Swedroe: 2015’s ‘Sure Things’ At Halftime

July 08, 2015

Every January, I put together a list of predictions that financial “gurus” have made for the upcoming year, especially the ones that gain consensus as “sure things.” Through a series of periodic updates, I keep track of whether these “sure thing” forecasts actually came to pass.

 

The turn of the calendar into July means it’s now time for our second-quarter review. As is our practice, we give a score of +1 for a prediction that came true, a score of -1 for one that was wrong, and a score of 0 for one that was basically a tie.

 

Interest Rates And Economic Growth Rising?

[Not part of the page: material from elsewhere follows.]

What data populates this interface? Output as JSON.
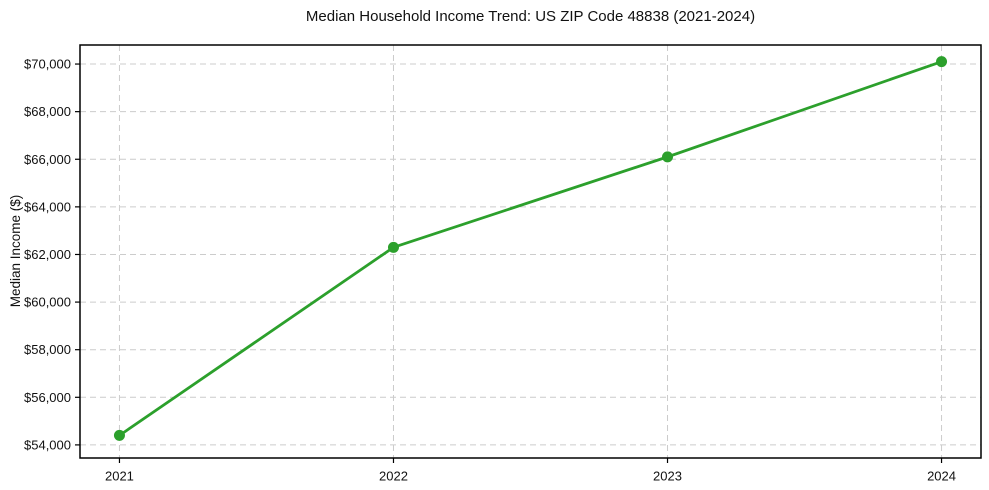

Our first sure thing was that, with the announced end last year of the Federal Reserve’s program of quantitative easing, interest rates would rise. The fear surrounding rising rates often leads to the recommendation that investors limit their bond holdings to only the shortest maturities.

 

Through June 30, the Vanguard Short-Term Bond ETF (BSV | B-69) returned 0.9 percent. The firm’s Intermediate-Term Bond ETF (BIV | B-52) returned 0.4 percent. While the Fed has not yet acted to raise rates, so far in 2015, this recommendation has been correct. Score: +1.

 

The second sure thing was that economic growth, while remaining relatively tepid, would still improve over the course of the year. The Federal Reserve Bank of Philadelphia’s Survey of Professional Forecasters predicted real GDP growth of 3.0 percent in 2015. Unfortunately, almost all the economic news to date has reflected a weaker, not a stronger, economy.

 

First-quarter growth clocked in at just 0.2 percent. What’s more, the most recent forecast for full-year growth in 2015 from the Federal Reserve Bank of Philadelphia’s survey is now just 2.4 percent. Score: -1.

 

A Hit And A Few Misses

The third sure thing was that, with the expected rise in interest rates and ongoing economic improvement, the dollar would indeed strengthen. The dollar index ended 2014 at 90.64. While the Fed has not yet begun to tighten monetary policy, and economic growth actually slowed, the dollar index has risen to about 95.52. Score: +1.

 

 

The fourth sure thing was that—with the CAPE at about 27.5 as we entered the year, about 70 percent above its long-term average—stocks would best be avoided. But Vanguard’s Total Stock Market ETF (VTI | A-100) has returned 1.8 percent thus far in 2015. VTI outperformed both cash sitting on the sidelines waiting for a bear market and Vanguard’s Short-Term Bond ETF. Score: -1.

 

The fifth sure thing was that, given relative valuations, U.S. small stocks would underperform U.S. large stocks. Data from Morningstar showed that the price-to-earnings (P/E) ratio of Vanguard’s Small Cap ETF (VB | A-99) stood at about 20 and the P/E ratio of the Vanguard 500 ETF (VOO | A-99) stood at roughly 18. Ignoring all the warnings, VB returned 4.1 percent through the second quarter, outperforming VOO, which returned 1.2 percent. Score: -1.

 

The sixth sure thing was that—with the non-U.S. developed-market economies teetering on recession, and emerging markets hurt by failing commodity prices, the Fed’s tightening and a rising dollar—international stocks would underperform U.S. stocks this year. Despite the current crisis in Greece and the threat of contagion, Vanguard’s Total International Stock Fund (VGTSX) returned 5.4 percent and outperformed its U.S. counterpart (VTSMX), which returned 1.8 percent. Score: -1.

 

Gold And Volatility Disappoint
The seventh sure thing was that gold would rally, benefiting from global geopolitical and economic concerns in addition to all the monetary stimulus provided by the world’s central banks over the past six years. Gold closed 2014 at $1,184. Despite the Greek crisis, gold closed the second quarter at $1,172, down about 1 percentage point. Score: -1.

 

The eighth sure thing was that, after defying the gurus in 2014, the volatility of the market would rise. VIX ended 2014 at 19.2. Even in the middle of the Greek crisis, the VIX closed the second quarter at 18.2. Score: -1.

 

Our final tally at quarter-end is two “sure things” that actually happened and six that didn’t. That’s actually a slight improvement from our first-quarter report, when only one sure thing actually came to pass. Keep in mind that if these were truly “sure things,” most, if not all, should have occurred. But there’s hope, as we still have two quarters to go. We’ll report back again after the third quarter.


Larry Swedroe is the director of research for The BAM Alliance, a community of more than 140 independent registered investment advisors throughout the country.